Laboratory Test Results of the Patient
| Test Parameter | Reference Range | On the Day of Admission | After 2 Weeks of Treatment |
|---|---|---|---|
| WBC count (×109/L) | 4–10 | 9.65 | 6.81 |
| Neutrophil count (×109/L) | 1.8–6.3 | 7.37 | 3.79 |
| Neutrophil (%) | 40–75 | 76.3 | 55.6 |
| Lymphocyte count (×109/L) | 1.1–3.2 | 1.24 | 2.14 |
| Lymphocyte (%) | 20–40 | 12.8 | 31.4 |
| CRP (mg/L) | 0–5 | 189.28 | 12.5 |
| Procalcitonin (ng/mL) | 0–0.05 | 0.09 | 0.07 |
| ALT (U/L) | 9–50 | 128 | 76.5 |
| AST (U/L) | 15–40 | 57.8 | 42.9 |
| LDH (U/L) | 109–245 | 238 | 254 |
| Creatinine (μmol/L) | 62–106 | 88.3 | 73.2 |
| CK (U/L) | 26–196 | 336 | 138 |
| CK-MB (U/L) | 0–25 | 10 | 10.3 |
Abbreviations: ALT, alanine aminotransferase; AST, aspartate aminotransferase; CK, creatine kinase; CK-MB, creatine kinase muscle isoenzyme; CRP, C-reactive protein; LDH, lactate dehydrogenase; WBC, white blood cell.
Figure 1.
Chest computed tomography (CT) images of the patient. Chest CT on admission showing bilateral pneumonia (A–D). Chest CT after 2 weeks of treatment showing improvement in the bilateral pneumonia (E–H); Chest CT after 4 weeks of treatment showing complete resolution of the lung changes (I–L).
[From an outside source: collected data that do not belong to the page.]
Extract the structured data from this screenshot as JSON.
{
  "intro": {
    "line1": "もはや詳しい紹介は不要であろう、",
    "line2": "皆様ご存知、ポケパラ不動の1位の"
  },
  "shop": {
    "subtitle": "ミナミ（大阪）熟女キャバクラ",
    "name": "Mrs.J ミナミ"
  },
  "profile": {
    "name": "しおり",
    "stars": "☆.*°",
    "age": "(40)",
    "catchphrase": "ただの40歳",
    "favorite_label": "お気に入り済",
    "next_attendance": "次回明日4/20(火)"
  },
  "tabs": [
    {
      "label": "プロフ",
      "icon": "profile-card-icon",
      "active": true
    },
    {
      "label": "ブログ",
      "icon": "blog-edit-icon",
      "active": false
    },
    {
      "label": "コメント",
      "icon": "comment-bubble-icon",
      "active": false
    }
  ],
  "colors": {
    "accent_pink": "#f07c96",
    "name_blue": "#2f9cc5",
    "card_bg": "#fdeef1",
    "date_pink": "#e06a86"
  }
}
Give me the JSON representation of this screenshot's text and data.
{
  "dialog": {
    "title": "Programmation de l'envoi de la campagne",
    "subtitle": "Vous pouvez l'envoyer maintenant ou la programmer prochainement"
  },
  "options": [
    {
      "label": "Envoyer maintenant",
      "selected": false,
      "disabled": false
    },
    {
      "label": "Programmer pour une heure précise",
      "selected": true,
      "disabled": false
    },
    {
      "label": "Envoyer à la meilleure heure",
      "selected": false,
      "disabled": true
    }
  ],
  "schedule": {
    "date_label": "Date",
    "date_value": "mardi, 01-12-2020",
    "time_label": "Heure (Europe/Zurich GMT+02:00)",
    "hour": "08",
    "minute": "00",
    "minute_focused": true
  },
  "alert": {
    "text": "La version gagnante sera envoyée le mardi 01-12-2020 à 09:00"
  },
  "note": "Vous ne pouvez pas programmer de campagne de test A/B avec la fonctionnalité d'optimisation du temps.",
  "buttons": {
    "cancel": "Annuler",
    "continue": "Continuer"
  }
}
The patient was treated with moxifloxacin for 2 weeks. Following discharge, the patient continued taking itraconazole (200 mg twice a day). At the 4-week follow-up, chest CT revealed that the lesions in both lungs had healed (Figure 1I–L). His hematology results and CRP levels returned to normal, and his liver transaminase levels showed further improvement. The patient was treated with itraconazole for 3 months.
Discussion
Psittacosis is a zoonotic disease caused by C. psittaci. Humans can contract this disease either via direct contact or by inhaling particles of excreta and respiratory secretions of infected birds.4 C. neoformans is an opportunistic fungal pathogen. Individuals with compromised immune systems, such as those with HIV infection, are at increased risk of infection.5 As with C. psittaci, Cryptococcus can be isolated from bird feces.6 Peralta et al7 reported a case of cryptococcal meningitis in a patient who had contact with a parrot and was suspected to have contracted the infection by zoonotic transmission of Cryptococcus from the parrot. The patient suffered neurological sequelae due to delayed diagnosis and treatment.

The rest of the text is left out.